Not even collage art automatically counts as fair use.
Comment on Grisham, Martin join authors suing OpenAI: “There is nothing fair about this”
ryathal@sh.itjust.works 1 year ago
They are fighting an uphill battle to get anything. It’s a pretty strong argument that training a model is fair use.
Laticauda@lemmy.ca 1 year ago
donuts@kbin.social 1 year ago
Funny, but I don't think there's a very strong argument that training AI is fair use, especially when you consider how it intersects with the standard four factors that generally determine whether a use of copyrighted work is fair or not.
Specifically stuff like:
(Keep in mind that many popular AI models have been trained on vast amounts of entire artworks, large sections of text, etc.)
To me, this factor is by far the strongest argument against AI being considered fair use.
The fact is that today's generative AI is being widely used for commercial purposes and stands to have a dramatic effect on the market for the same types of work that they are using to train their data models--work that they could realistically have been licensing, and probably should be.
Ask any artist, writer, musician, or other creator whether they think it's "fair" to use their work to generate commercial products without any form of credit, consent or compensation, and the vast majority will tell you it isn't. I'm curious what "strong argument" that AI training is fair use is, because I'm just not seeing it.
ryathal@sh.itjust.works 1 year ago
AI training is taking facts which aren’t subject to copyright, not actual content that is subject to it. The original work or a derivative isn’t being distributed or copied. While it may be possible for a user to recreate a copyrighted material with sufficient prompting, the fact it’s possible isn’t any more relevant than for a copy machine. It’s the same as an aspiring author reading all of Martin’s work for inspiration. They can write a story based on a vaguely medieval England full of rape and murder, without paying Martin a dime. What they can’t do is call it Westeros, or have the main character be named Eddard Stork.
There may be an argument that a copy needs to be purchased to extract the facts, but that’s not any special license, a used copy of the book would be sufficient.
AI isn’t doing anything that hasn’t already been done by humans for hundreds of years, it’s just doing it faster.
BraveSirZaphod@kbin.social 1 year ago
Legally, I think you're basically right on.
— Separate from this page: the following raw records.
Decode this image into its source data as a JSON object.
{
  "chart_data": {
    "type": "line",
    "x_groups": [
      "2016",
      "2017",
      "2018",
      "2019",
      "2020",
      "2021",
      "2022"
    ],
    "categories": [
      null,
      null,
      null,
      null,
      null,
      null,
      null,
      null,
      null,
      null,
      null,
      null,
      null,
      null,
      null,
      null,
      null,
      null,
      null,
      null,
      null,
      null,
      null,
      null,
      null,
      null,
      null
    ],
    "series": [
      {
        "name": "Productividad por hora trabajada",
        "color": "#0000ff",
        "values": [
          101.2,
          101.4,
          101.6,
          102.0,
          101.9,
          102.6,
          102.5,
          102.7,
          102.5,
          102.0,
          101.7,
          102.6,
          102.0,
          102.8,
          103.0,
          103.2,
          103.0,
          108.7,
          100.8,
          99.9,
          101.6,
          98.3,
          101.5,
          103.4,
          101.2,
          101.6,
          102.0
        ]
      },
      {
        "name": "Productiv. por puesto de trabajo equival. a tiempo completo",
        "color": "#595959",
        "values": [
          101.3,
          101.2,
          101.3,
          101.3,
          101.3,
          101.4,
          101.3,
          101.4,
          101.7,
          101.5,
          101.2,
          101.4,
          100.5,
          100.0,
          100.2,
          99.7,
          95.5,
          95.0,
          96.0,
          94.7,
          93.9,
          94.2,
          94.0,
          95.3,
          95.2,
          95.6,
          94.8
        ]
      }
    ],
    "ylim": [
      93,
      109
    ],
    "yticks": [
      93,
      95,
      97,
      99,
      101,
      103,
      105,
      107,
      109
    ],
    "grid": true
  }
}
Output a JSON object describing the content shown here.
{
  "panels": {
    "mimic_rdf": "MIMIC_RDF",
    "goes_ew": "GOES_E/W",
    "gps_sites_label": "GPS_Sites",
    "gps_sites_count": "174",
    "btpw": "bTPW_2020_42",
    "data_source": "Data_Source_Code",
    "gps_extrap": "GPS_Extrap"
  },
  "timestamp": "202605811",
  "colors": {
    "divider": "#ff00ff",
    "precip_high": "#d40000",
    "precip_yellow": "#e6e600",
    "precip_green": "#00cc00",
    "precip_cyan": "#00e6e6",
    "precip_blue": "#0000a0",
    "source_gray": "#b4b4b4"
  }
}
I think what will eventually need to happen is society deciding whether this is actually the desired legal state of affairs or not. A pretty strong argument can be made that "just doing it faster" makes an enormous difference on the ultimate impact, such that it may be worth adjusting copyright law to explicitly prohibit AI creation of derivative works, training on copyrighted materials without consent, or some other kinds of restrictions.
I do somewhat fear that, in our continuous pursuit for endless amounts of convenient "content" and entertainment to distract ourselves from the real world, we'll essentially outsource human creativity to AI, and I don't love the idea of a future where no one is creating anything because it's impossible to make a living from it due to literally infinite competition from AI.
ryathal@sh.itjust.works 1 year ago
I think that fear is overblown, ai models are only as good as their training material. It still requires humans to create new content to keep models growing. Training ai on ai generated content doesn’t work out well.
Models aren’t good enough yet to actually fully create quality content. It’s also not clear that the ability for them to do so is imminent, maybe one day it will. Right now these tools are really onlyngood for assisting a creator in making drafts, or identifying weak parts of the story.
knitwitt@lemmy.world 1 year ago
If I took 100 of the world’s best-selling novels, wrote each individual word onto a flashcard, shuffled the entire deck, then created an entirely new novel out of that, (with completely original characters, plot threads, themes, and messaged) could it be said that I produced stolen work?
What if I specifically attempted to emulate the style of the number one author on that list? What if instead of 100 novels, I used 1,000 or 10,000? What if instead of words on flashcards, I wrote down sentences? What if it were letters instead?
At some point, regardless of by what means the changes were derived, a transformed work must pass a threshold whereby content alone it is sufficiently different enough that it can no longer be considered derivative.
habanhero@lemmy.ca 1 year ago
Y’all are missing the point, what you said is about AI output and is not the main issue in the lawsuit. The lawsuit is about the input to AI - authors want to choose if their content may be used to train AI or not (and if yes, be compensated for it).
There is an analogy elsewhere in this thread that is pretty apt - this scenario is akin to an university using pirated textbooks to educate their students. Whether or not the student ended up pursing a field that uses the knowledge does not matter - the issue is the university should not have done so in the first place.
knitwitt@lemmy.world 1 year ago
I imagine that the easiest way to acquire specific training data for a LLM is to download EBooks from amazon. If a university professor pirates a textbook and then uses extracts from various pages in their lecture slides, the cost of the crime would be the cost of a single textbook. In the case of a novel, GRRM should be entitled to the cost of a set of Ice & Fire if they could prove that the original training material was illegaly pirated instead of legally purchased.